Stepwells were important in the history of India. In addition to their architectural beauty, they were used on purpose like providing water for people. Thanks to their huge water capacity, they served as indispensable water providers for daily usage. Stepwells were designed to fill and empty with the changing seasons, allowing access to the water via a series of cascading terraces, no matter how high or low the water level.
Here is a list of the most beautiful stepwells in India.
1. Chand Baori, Abhaneri, Rajasthan
Chand Baori is one of the most known stepwells around the world. The lower tiers of Chand Baori were constructed by the Hindu king Raja Chanda in the 9th century. But the Mughals embellished the upper levels with pavilions and arcades in the 18th century, making the monument look more Islamic than Hindu.
2. Rani-ki-Vav, Patan, Gujarat
Raniki-ki-Vav, The Queen’s Stepwell, was built by Hindu Queen Udayamati in 1032 AD reflecting the Maru-Gurjara architecture style with a depth of more than 28 meters. Today, Raniki-ki-Vav is Unesco-listed, both for its super-sized superstructure and for the intricacy and elegance of the carvings of Vishnu and other deities that cover every spare inch of exposed stone.
3. Agrasen Ki Baoli, Delhi
Agrasen Ki Baoli is thought that probably was constructed during the Tughlaq period in the 14th century when Delhi was ruled by a dynasty of Turkic sultans. The stepwell cuts a 60m-long slice through the earth below the Indian capital, faced with niches set under Islamic arches, accessed via a single sweeping stairway.
4. Adalaj Vav, Adalaj, Gujarat
Adalaj Vav stepwell was built in 1498 in the memory of Rana Veer Singh by his wife, Queen Rudadevi. It has a jewel-box of column-propped arcades surrounding a central, octagonal well shaft, covered in a filigree tracery of carved flowers, elephants, deities, and ornamental motifs.
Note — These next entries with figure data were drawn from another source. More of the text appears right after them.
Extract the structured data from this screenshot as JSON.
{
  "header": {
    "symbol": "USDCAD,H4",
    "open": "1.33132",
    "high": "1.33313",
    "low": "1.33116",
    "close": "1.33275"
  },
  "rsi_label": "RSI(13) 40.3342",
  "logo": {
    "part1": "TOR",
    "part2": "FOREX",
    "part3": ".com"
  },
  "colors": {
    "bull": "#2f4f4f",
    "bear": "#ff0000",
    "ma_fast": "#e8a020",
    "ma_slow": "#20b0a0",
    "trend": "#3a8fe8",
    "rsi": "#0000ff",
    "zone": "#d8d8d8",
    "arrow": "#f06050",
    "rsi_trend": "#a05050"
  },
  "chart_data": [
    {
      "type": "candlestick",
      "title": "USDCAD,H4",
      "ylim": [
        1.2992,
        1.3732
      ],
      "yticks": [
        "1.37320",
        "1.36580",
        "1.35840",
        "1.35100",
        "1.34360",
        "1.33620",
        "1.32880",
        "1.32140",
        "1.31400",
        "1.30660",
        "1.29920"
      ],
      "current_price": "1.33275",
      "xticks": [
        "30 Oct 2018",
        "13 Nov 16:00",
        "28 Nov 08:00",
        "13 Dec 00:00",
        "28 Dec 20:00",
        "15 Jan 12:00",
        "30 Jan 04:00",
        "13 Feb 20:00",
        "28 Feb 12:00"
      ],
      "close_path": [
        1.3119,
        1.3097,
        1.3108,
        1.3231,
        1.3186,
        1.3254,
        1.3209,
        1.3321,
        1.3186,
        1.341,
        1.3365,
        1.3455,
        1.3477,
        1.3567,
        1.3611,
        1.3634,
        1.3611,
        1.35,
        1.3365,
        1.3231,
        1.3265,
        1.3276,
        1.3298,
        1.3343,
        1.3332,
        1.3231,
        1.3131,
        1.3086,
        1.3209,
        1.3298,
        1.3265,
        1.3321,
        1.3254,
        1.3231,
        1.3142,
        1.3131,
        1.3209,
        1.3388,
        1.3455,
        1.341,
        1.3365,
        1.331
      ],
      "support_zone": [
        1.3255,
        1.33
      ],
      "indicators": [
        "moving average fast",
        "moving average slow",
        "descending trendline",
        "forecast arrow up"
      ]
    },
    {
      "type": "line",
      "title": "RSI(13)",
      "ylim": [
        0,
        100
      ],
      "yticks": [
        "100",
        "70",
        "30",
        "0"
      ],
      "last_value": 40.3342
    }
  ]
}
5. The Pushkarinis of Hampi, Karnataka
Pushkarinis stepwell is a classic Indian stepwell, with long since stripped of its upper pavilions, but with its eye-catching cascade of pyramid-shaped stairways still intact.
6. Rajon Ki Baoli, Delhi
Rajon Ki Baoli stepwell is an Islamic architecture with stepped tiers of arches decorated with stucco motifs, and niches for lanterns hinting at ceremonial activities after dark. It was commissioned by Daulat Khan, a prominent official in the government of Delhi’s Lodi Dynasty, in the early years of the 16th century.
7. Peralassery Temple Stepwell
8. Karpur Baoli
Karpur Baoli is a 1,200-year-old water tank nested in a forest at the feet of the hillocks behind. Its name comprises two words: karpur, meaning camphor, and baoli, meaning water tank. It was named so because of the water’s camphor-like scent and supposed medicinal properties. Locals say the water level in this 1,200-year-old tank never goes down.
9. A helical stepwell with 8 entries. Maharashtra, India
Unique “Helical Stepwell” in Walur Village, Selu Taluka in Parbhani District of Maharashtra (India) with Spiral Steps from 8 Sides leading to the Well Shaft and 8 Devakoshta (Niches) above the steps.
A massive cleanliness drive was recently done by locals of Walur Village to bring this Stepwell to Glory.